Kocaman, ‘Üniversite-Kent İlişkisi 1960’lı yıllardan bu yana birçok Avrupa ülkesinde yükseköğretim kurumları bölgesel kalkınma aracı olarak görülmüş ve ülkenin gelişmemiş bölgelerinde yaygınlaştırılmıştır. Çünkü bu kurumların bulundukları bölgeleri çok yönlü bir biçimde etkilemeleri beklenmiştir. Bölgesel gelir, bölge ekonomik yapısı ve işgücü hareketliliğinde iyileşme sağlanması gibi ekonomik beklentiler,  Konut, sağlık olanakları, iletişim ve taşımacılıkta iyileşme gibi sosyal ve fiziksel· altyapı beklentileri,  Kültürel etkinliklerin artması, yaşam kalitesinin iyileşmesi gibi sosyal ve kültürel beklentiler,  Eğitime katılma oranında artış, doğum-ölüm oranında değişme, göçün azalması gibi· eğitimsel ve demografik beklentiler olarak sıralanabilir.’

‘Üniversiteler bölge ekonomisine de büyük katkılar sağlayabilmektedirler’

‘Üniversiteler, bulunduğu kent ve bölge için; insan kaynakları, bilgi, eğitim, iş ve sosyal hizmetler konusunda önemli kurumlardır. Bununla beraber üniversiteler, hem yaptığı harcamalar hem de istihdam ettiği personel ve sahip olduğu öğrenci dinamiği sayesinde bölge ekonomisine de büyük katkılar sağlayabilmektedirler. Gerek üniversitelerde çalışan personelin gerekse öğrencilerin sosyal yaşantılarını devam ettirebilmeleri açısından yapmış oldukları harcamalar, kent ekonomisinde büyük öneme sahiptir. Ayrıca üniversiteler kuruldukları kentin ve bölgenin sanayi kuruluşlarıyla işbirliği yaparak, sahip oldukları bilgi birikimini sanayi kesimine aktararak, daha etkin ve verimli olmaları için önemli katkılar sağlamaktadırlar.Özet olarak Türkiye’de üniversiteler, kentlerin nüfus, ekonomik ve sosyal yapılarında yarattığı değişimleri ön plana çıkarmaktadır.’

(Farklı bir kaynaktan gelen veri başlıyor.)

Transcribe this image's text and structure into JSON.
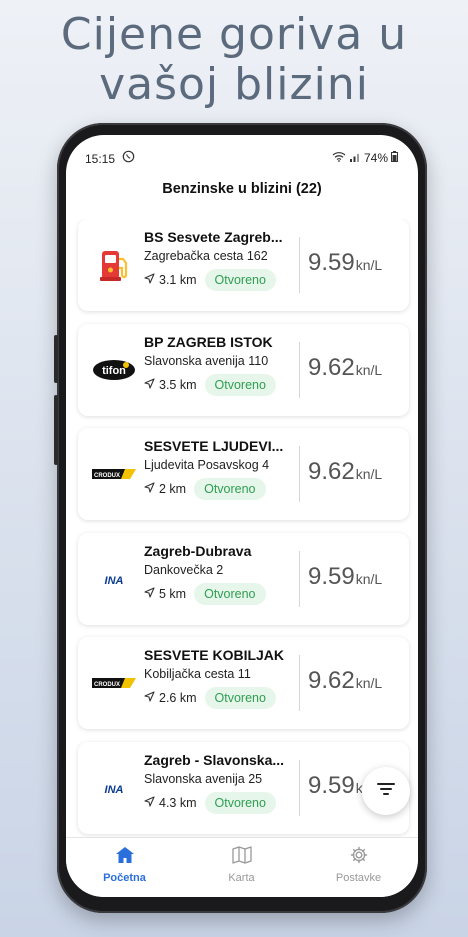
{
  "headline": {
    "line1": "Cijene goriva u",
    "line2": "vašoj blizini"
  },
  "status": {
    "time": "15:15",
    "battery": "74%"
  },
  "app": {
    "title": "Benzinske u blizini (22)"
  },
  "stations": [
    {
      "name": "BS Sesvete Zagreb...",
      "address": "Zagrebačka cesta 162",
      "distance": "3.1 km",
      "status": "Otvoreno",
      "price": "9.59",
      "unit": "kn/L",
      "logo": "fuel-pump-icon"
    },
    {
      "name": "BP ZAGREB ISTOK",
      "address": "Slavonska avenija 110",
      "distance": "3.5 km",
      "status": "Otvoreno",
      "price": "9.62",
      "unit": "kn/L",
      "logo": "tifon-logo",
      "logo_text": "tifon"
    },
    {
      "name": "SESVETE LJUDEVI...",
      "address": "Ljudevita Posavskog 4",
      "distance": "2 km",
      "status": "Otvoreno",
      "price": "9.62",
      "unit": "kn/L",
      "logo": "crodux-logo",
      "logo_text": "CRODUX"
    },
    {
      "name": "Zagreb-Dubrava",
      "address": "Dankovečka 2",
      "distance": "5 km",
      "status": "Otvoreno",
      "price": "9.59",
      "unit": "kn/L",
      "logo": "ina-logo",
      "logo_text": "INA"
    },
    {
      "name": "SESVETE KOBILJAK",
      "address": "Kobiljačka cesta 11",
      "distance": "2.6 km",
      "status": "Otvoreno",
      "price": "9.62",
      "unit": "kn/L",
      "logo": "crodux-logo",
      "logo_text": "CRODUX"
    },
    {
      "name": "Zagreb - Slavonska...",
      "address": "Slavonska avenija 25",
      "distance": "4.3 km",
      "status": "Otvoreno",
      "price": "9.59",
      "unit": "kn/L",
      "logo": "ina-logo",
      "logo_text": "INA"
    }
  ],
  "nav": {
    "home": "Početna",
    "map": "Karta",
    "settings": "Postavke"
  },
  "colors": {
    "accent": "#2a6fdb",
    "open_bg": "#e6f6ea",
    "open_text": "#2f9e52"
  }
}
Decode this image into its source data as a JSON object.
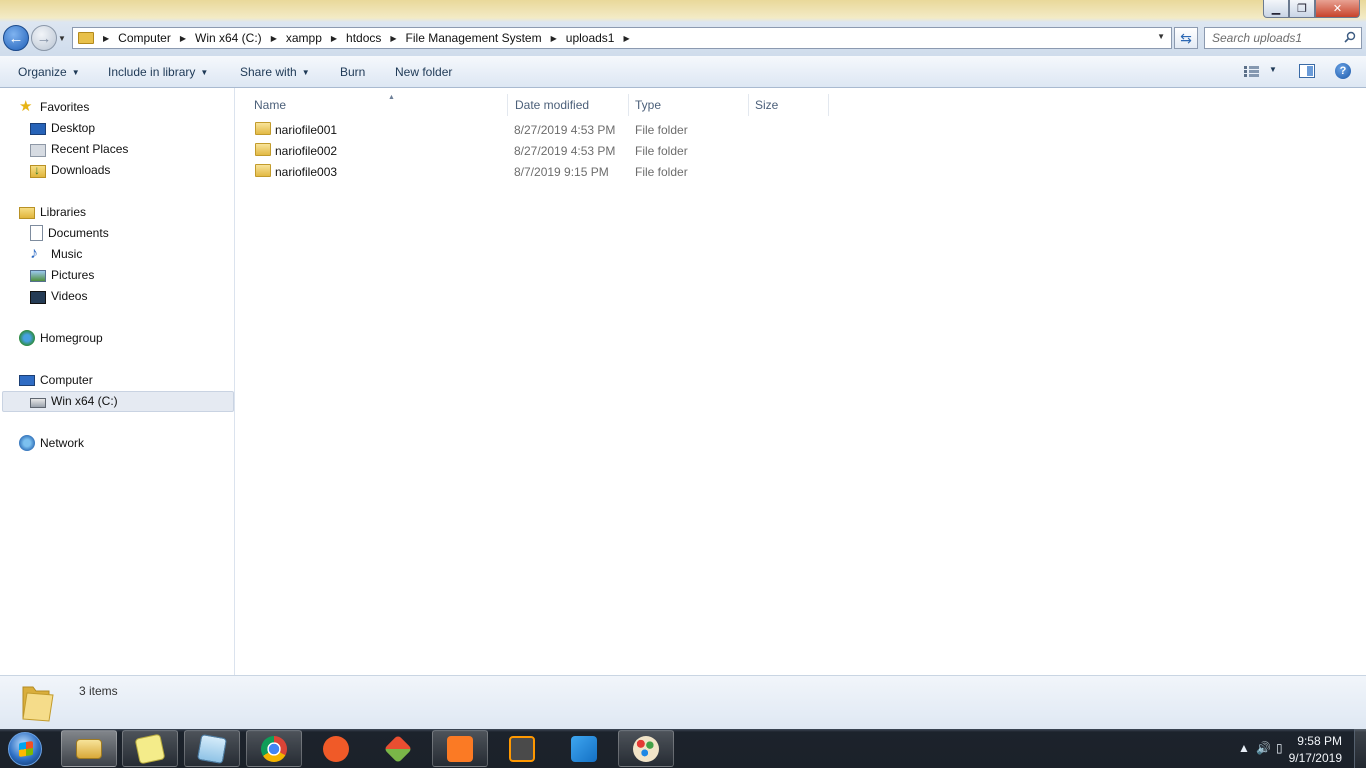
{
  "window": {
    "controls": {
      "minimize": "▁",
      "maximize": "❐",
      "close": "✕"
    }
  },
  "address": {
    "breadcrumbs": [
      "Computer",
      "Win x64 (C:)",
      "xampp",
      "htdocs",
      "File Management System",
      "uploads1"
    ]
  },
  "search": {
    "placeholder": "Search uploads1"
  },
  "toolbar": {
    "organize": "Organize",
    "include_in_library": "Include in library",
    "share_with": "Share with",
    "burn": "Burn",
    "new_folder": "New folder",
    "help": "?"
  },
  "nav": {
    "favorites": "Favorites",
    "desktop": "Desktop",
    "recent_places": "Recent Places",
    "downloads": "Downloads",
    "libraries": "Libraries",
    "documents": "Documents",
    "music": "Music",
    "pictures": "Pictures",
    "videos": "Videos",
    "homegroup": "Homegroup",
    "computer": "Computer",
    "drive": "Win x64 (C:)",
    "network": "Network"
  },
  "columns": {
    "name": "Name",
    "date_modified": "Date modified",
    "type": "Type",
    "size": "Size"
  },
  "files": [
    {
      "name": "nariofile001",
      "date": "8/27/2019 4:53 PM",
      "type": "File folder"
    },
    {
      "name": "nariofile002",
      "date": "8/27/2019 4:53 PM",
      "type": "File folder"
    },
    {
      "name": "nariofile003",
      "date": "8/7/2019 9:15 PM",
      "type": "File folder"
    }
  ],
  "status": {
    "item_count": "3 items"
  },
  "taskbar": {
    "pinned": [
      "explorer-icon",
      "sticky-notes-icon",
      "notepad-icon",
      "chrome-icon",
      "pen-tool-icon",
      "git-icon",
      "xampp-icon",
      "sublime-text-icon",
      "vscode-icon",
      "paint-icon"
    ],
    "clock_time": "9:58 PM",
    "clock_date": "9/17/2019"
  },
  "colors": {
    "accent": "#2c68b4",
    "folder": "#e2b944",
    "taskbar": "#1b2129"
  }
}
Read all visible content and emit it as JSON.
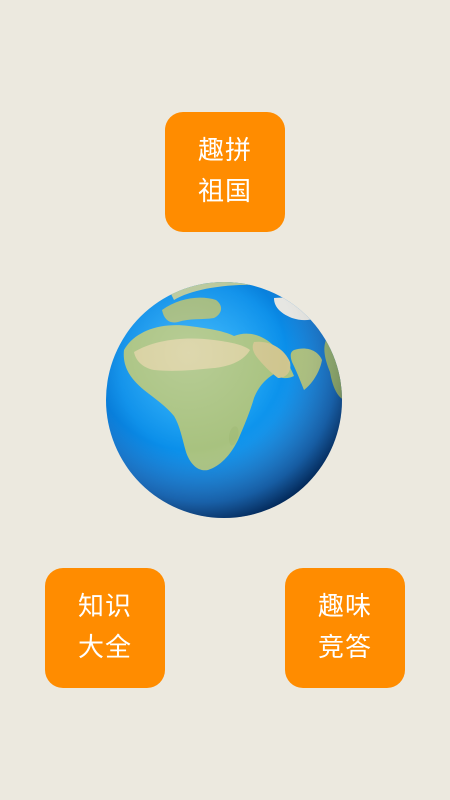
{
  "menu": {
    "top": {
      "line1": "趣拼",
      "line2": "祖国"
    },
    "left": {
      "line1": "知识",
      "line2": "大全"
    },
    "right": {
      "line1": "趣味",
      "line2": "竞答"
    }
  },
  "colors": {
    "background": "#ECE9DF",
    "tile": "#FF8C00",
    "tile_text": "#FFFFFF",
    "ocean": "#0A80E0",
    "land": "#A7C27E"
  },
  "globe": {
    "icon": "earth-globe-icon"
  }
}
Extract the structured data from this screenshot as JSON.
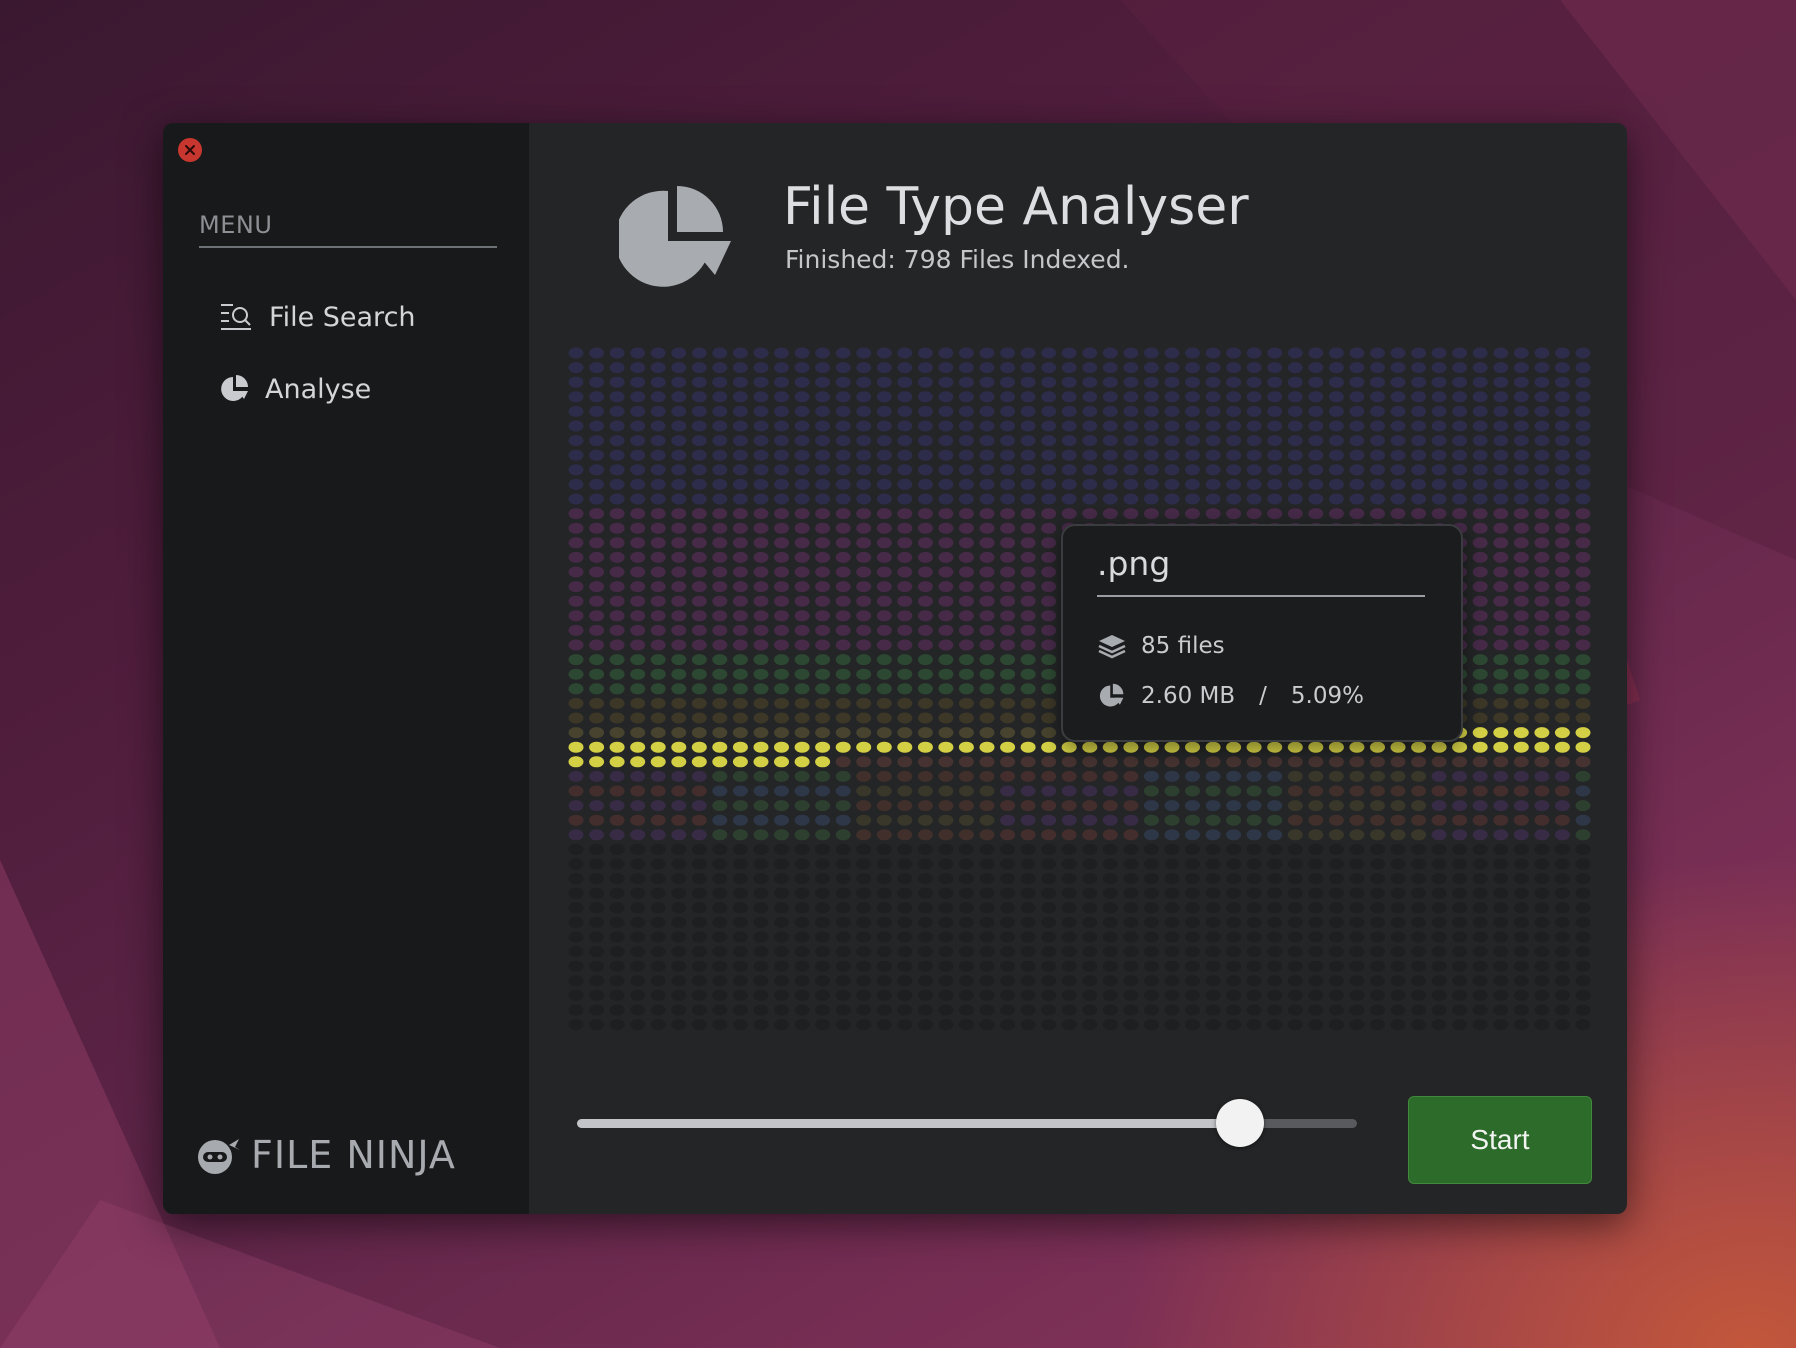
{
  "colors": {
    "accent_green": "#2d6b2a",
    "close_red": "#c7372f",
    "png_highlight": "#d4d046"
  },
  "sidebar": {
    "menu_label": "MENU",
    "items": [
      {
        "label": "File Search",
        "icon": "file-search-icon"
      },
      {
        "label": "Analyse",
        "icon": "pie-chart-icon"
      }
    ],
    "brand": "FILE NINJA",
    "brand_icon": "ninja-icon"
  },
  "header": {
    "title": "File Type Analyser",
    "status": "Finished: 798 Files Indexed.",
    "icon": "pie-chart-icon"
  },
  "tooltip": {
    "extension": ".png",
    "files": "85 files",
    "size": "2.60 MB",
    "percent": "5.09%",
    "files_icon": "layers-icon",
    "size_icon": "pie-chart-icon"
  },
  "slider": {
    "value_fraction": 0.85
  },
  "actions": {
    "start_label": "Start"
  }
}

‘Bu konumda Gölcük Esnaf Odası  olarak her türlü sorumluluk almaya hazırız’

Açıklamalarını sürdüren Başkan Kocaman, ‘Kıymetli Basın emekçisi arkadaşlarım bu konumda, son günlerde basında konu ile alakalı halktan gelen yazılı basındaki demeçlerinin haklı payı olduğunu düşünüyor ve bu düşünceyi destekliyoruz. İlçemiz 17 Ağustos depremi sonrası İlçemiz Gölcük Kuzey ve güney bölgesine ayrılmış ticaret ve yaşam net şekilde olumsuz olsa etkilenmiştir. Bu vesile ile kentimiz Kocaeli’ne araç ile 10 dakikalık mesafede olması sosyal alanların azlığı halkımızın dışarı kaçmasına neden olmaktadır. İnsanların cazibesini çekecek alanlar ne kadar olursa insanlar o yere haklı olarak giderler gelirler dolayısı ile kentin ticaretini sosyo ekonomik katkısını net ortaya koyacak projeleri ortaya koymamız ve yetkililerle paylaşmamızın yararlı olacağını düşünmekteyiz, bu konumda kentimize Üniversitenin yapılması ilçemiz için büyük katkı sağlayacak 40 ilden fazla nüfusa sahip ilçemizin parlamasına katkı verecektir diye düşünüyoruz.Bu konumda Gölcük Esnaf Odası  olarak her türlü sorumluluk almaya hazırız. Kamuoyuna arz ederiz’ denildi.